Dictionary of National Biography, 1885-1900/Farren, Henry
FARREN, HENRY (1826?-1860), actor, eldest son of William Farren [q. v.], is believed to have made his first appearance in London at the Haymarket, playing Charles Surface to the Sir Peter Teazle of his father. The date of this is not ascertained, but it was probably about 1847. In the October of that year he played at that house in a comedietta entitled ‘My Wife! What Wife?’ and was declared by the ‘Theatrical Times’ to be ‘the facsimile of his father.’ On 18 Nov. 1847 he was Arthur Courtnay in a comedy by Sullivan entitled ‘Family Pride,’ in which his father was Doctor Dodge. A year previously Henry Farren appears in provincial records. He was in June 1846 a member of the company at the Theatre Royal, Birmingham, and in August of the same year he played at the Theatre Royal, Manchester, Mercutio to the Romeo of G. V. Brooke, Charles Plastic in ‘Town and Country,’ and Charles Surface to his father's Sir Peter.
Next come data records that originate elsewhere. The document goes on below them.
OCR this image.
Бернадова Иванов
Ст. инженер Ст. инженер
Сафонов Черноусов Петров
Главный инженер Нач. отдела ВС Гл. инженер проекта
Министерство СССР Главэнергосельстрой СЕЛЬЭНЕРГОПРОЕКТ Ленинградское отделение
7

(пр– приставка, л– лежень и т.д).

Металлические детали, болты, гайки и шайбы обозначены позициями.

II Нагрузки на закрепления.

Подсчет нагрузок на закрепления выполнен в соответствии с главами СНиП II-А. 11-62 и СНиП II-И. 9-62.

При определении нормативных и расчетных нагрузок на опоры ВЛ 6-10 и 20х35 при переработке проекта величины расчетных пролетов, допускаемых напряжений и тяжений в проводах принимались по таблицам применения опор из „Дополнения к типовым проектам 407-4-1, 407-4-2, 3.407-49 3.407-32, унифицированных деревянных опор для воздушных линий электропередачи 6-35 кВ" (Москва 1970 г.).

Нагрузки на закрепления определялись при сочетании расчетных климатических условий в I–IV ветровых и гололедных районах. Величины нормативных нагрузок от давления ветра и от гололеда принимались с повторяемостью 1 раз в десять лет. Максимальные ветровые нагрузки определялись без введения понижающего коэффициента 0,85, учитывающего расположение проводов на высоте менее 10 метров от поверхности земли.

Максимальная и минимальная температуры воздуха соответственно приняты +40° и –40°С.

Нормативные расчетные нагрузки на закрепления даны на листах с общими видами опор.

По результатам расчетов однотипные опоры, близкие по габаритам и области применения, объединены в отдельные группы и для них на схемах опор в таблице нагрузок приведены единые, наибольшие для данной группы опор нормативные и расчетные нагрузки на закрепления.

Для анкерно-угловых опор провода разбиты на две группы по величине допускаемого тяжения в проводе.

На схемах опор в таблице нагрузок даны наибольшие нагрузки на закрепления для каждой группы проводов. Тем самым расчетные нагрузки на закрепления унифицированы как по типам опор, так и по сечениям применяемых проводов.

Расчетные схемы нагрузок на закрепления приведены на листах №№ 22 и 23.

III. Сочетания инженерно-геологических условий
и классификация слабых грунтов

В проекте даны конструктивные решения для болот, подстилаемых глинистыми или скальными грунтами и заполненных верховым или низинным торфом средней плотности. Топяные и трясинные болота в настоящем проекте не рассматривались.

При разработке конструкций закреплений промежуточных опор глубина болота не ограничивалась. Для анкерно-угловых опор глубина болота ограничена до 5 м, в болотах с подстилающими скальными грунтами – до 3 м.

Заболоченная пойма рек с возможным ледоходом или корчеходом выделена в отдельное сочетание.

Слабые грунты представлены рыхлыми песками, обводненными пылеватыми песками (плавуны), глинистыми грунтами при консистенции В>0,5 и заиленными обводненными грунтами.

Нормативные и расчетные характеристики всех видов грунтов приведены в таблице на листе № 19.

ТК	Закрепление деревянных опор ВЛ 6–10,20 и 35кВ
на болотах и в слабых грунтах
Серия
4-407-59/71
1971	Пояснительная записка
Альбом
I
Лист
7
On 8 Feb. 1847 he was at Nottingham. When William Farren quitted the Haymarket to assume the management of the Strand and the Olympic theatres he was accompanied by Henry Farren, who played leading parts in comedy without attracting much recognition. At the Olympic he was in November 1850 the original Fontaine in Dr. Westland Marston's ‘Philip of France and Marie de Méranie,’ played June 1851 in the ‘Ladies' Battle’ (an adaptation of Scribe's ‘Bataille de Dames’), and in October was Claude Melnotte in the ‘Lady of Lyons,’ Miss Laura Keene making her first appearance as Pauline. He was for a short time manager of the Brighton theatre. After his father's retirement in 1855 he went to America and made as Claude Melnotte his first appearance at the Broadway Theatre, New York, without creating a very strong impression. He then went starring in the country, finally settling down as manager of the theatre at St. Louis, where he died. He left a second wife, whom he married shortly before his death. His daughter Florence acted at the Victoria and Gaiety theatres before she married Mr. Edward Wroughton. Another daughter, Ellen,, is a well-known and popular actress in burlesque.
[New York Weekly Herald, quoted in Gent. Mag. for March 1860; Tallis's Dramatic Magazine; Theatrical Times, 1846–7; Era Almanack, various years.]